Uyuşmazlık: Mirasbırakanın taşınmazını davalı oğluna devretmesinin muris muvazaası olup olmadığı ve davacıların tapu iptal ve tescil taleplerinin kabul edilip edilmeyeceği.

Gerekçe ve Sonuç: Mirasbırakanın tek taşınmazını davalı oğluna devretmesinde asıl irade ve amacının diğer mirasçılardan mal kaçırmak olduğunun tanık beyanları ve tarafların ekonomik durumları gibi olgular birlikte değerlendirilerek anlaşıldığı gözetilerek yerel mahkeme kararının bozulmasına karar verilmiştir.

Karar Metni

"İçtihat Metni"

MAHKEMESİ : İSTANBUL BÖLGE ADLİYE MAHKEMESİ 2. HUKUK DAİRESİ

DAVA TÜRÜ : TAPU İPTALİ VE TESCİL-TENKİS

Taraflar arasında görülen tapu iptal ve tescil olmadığı takdirde tenkis istekli dava sonunda, İstanbul Bölge Adliye Mahkemesi 2. Hukuk Dairesince, davacıların istinaf isteminin HMK'nın 353/1.b.1. maddesi uyarınca esastan reddine dair verilen karar süresi içinde davacılar vekili tarafından duruşma istekli temyiz edilmiş olmakla; duruşma günü olarak saptanan 22/03/2022 Salı günü için yapılan tebligat üzerine temyiz eden davacılar vekili Avukat ... ile temyiz edilen davalı vekili Avukat ... geldiler, duruşmaya başlandı, süresinde verildiği ve kayıt olunduğu anlaşılan temyiz dilekçesinin kabulüne karar verildikten sonra gelen vekillerin sözlü açıklamaları dinlendi, duruşmanın bittiği bildirildi, iş karara bırakıldı, dosya incelenerek gereği görüşüldü:

I. DAVA

Davacılar, mirasbırakanları ... ... 2410 ada, 65 parsel sayılı taşınmazdaki 6 no.lu bağımsız bölümü mirasçılardan mal kaçırmak amacıyla muvazaalı olarak davalı oğluna devrettiğini ileri sürerek, dava konusu taşınmazın davalı adına olan tapu kaydının iptali ile miras payları oranında adlarına tesciline, olmadığı takdirde tenkise karar verilmesini istemişlerdir.

II. CEVAP

Davalı, çalışarak ailesinin geçimini sağladığını, kardeşlerine yardım ettiğini, taşınmazın bedelinin kendisi tarafından ödendiğini, temlikin de bu nedenle yapıldığını belirterek, davanın reddini savunmuştur.

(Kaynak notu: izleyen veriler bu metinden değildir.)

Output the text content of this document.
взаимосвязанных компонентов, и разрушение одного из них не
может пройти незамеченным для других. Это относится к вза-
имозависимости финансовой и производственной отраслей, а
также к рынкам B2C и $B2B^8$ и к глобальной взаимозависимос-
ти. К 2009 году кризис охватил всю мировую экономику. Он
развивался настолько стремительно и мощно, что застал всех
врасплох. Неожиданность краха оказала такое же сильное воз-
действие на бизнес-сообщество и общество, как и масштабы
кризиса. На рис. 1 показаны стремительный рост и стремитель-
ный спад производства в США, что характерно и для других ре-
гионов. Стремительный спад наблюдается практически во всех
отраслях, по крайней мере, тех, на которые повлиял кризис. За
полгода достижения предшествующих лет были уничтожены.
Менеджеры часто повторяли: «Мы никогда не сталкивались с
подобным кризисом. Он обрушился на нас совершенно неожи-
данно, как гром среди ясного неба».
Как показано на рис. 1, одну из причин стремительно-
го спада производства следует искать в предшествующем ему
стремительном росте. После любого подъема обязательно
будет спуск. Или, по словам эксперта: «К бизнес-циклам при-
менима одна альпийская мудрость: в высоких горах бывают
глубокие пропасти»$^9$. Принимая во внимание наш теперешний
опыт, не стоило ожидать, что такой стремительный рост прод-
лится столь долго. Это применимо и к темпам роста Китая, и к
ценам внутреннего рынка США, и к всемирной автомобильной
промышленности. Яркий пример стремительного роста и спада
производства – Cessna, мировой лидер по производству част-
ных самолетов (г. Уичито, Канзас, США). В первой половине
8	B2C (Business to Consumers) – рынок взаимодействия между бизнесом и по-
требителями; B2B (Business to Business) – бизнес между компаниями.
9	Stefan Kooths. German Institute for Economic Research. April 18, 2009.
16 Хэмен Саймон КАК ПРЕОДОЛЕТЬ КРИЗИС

III. İLK DERECE MAHKEMESİ KARARI

İstanbul 15. Asliye Hukuk Mahkemesinin 23/10/2020 tarihli, 2018/397 E., 2020/232 K. sayılı kararıyla; mirasbırakanın ev hanımı olup 1993 yılında dava konusu taşınmaz satın alınırken parasını ödeyecek gelirinin bulunmadığı, satış bedelinin davalı tarafından ödendiği, mirasbırakan tarafından yapılan temlik sırasında da davalının satış bedeli ödediği, temlikin "bir hakkı teslim duygusuyla" yapıldığı, iddianın kanıtlanamadığı, temlik ivazlı olduğundan tenkis de talep edilemeyeceği gerekçesi ile davanın reddine karar verilmiştir.

IV. İSTİNAF

1. İstinaf Yoluna Başvuranlar

İlk Derece Mahkemesinin yukarıda belirtilen kararına karşı süresi içinde davacılar vekili istinaf başvurusunda bulunmuştur.

2.İstinaf Nedenleri

Davacılar vekili istinaf dilekçesinde özetle; mirasbırakanın tek taşınmazını değerinin çok altında bedelle davalıya devrettiğini, tanıkların muvazaayı doğruladığını, mirasbırakanın taşınmaz satma ihtiyacının olmadığını, eşinin emekli olduğunu, kira geliri bulunduğunu, davalının alım gücünün bulunmadığını, davalı tanıklarının beyanlarının birbiri ile çeliştiğini, duyuma dayalı beyanda bulunduklarını, mirasbırakana temlik karşılığında ödeme yapılmadığını, satışa ilişkin dekont sunulmadığını, taşınmazın gerçek değeri ile satış bedeli arasında orantısızlık bulunduğunu, saklı payı ihlal hususunun araştırılmadığını, tenkis kuralları doğrultusunda uzman bilirkişiden rapor alınması gerektiğini belirterek, Mahkeme kararının kaldırılmasına, davanın kabulüne karar verilmesini talep etmiştir.

3. Gerekçe ve Sonuç

Bölge Adliye Mahkemesinin 15/06/2021 tarihli 2021/168 E. 2021/996 K., sayılı kararıyla; davalının ailesine ve kardeşlerine yardımcı olduğu, mirasbırakanın gelirinin az olduğu, davalının ...'den ev almak istediği ancak üzerine kayıtlı bir taşınmaz bulunmaması gerektiği için dava konusu taşınmazın mirasbırakan adına tescil edildiği, satış bedelinin ise davalı tarafından ödendiği, mirasbırakanın mal kaçırma kastıyla hareket ettiği iddiasının kanıtlanmadığı, temlik gerçek satış olduğundan tenkis talep edilemeyeceği gerekçesi ile davacıların istinaf isteminin HMK'nın 353/1.b.1. maddesi uyarınca esastan reddine karar verilmiştir.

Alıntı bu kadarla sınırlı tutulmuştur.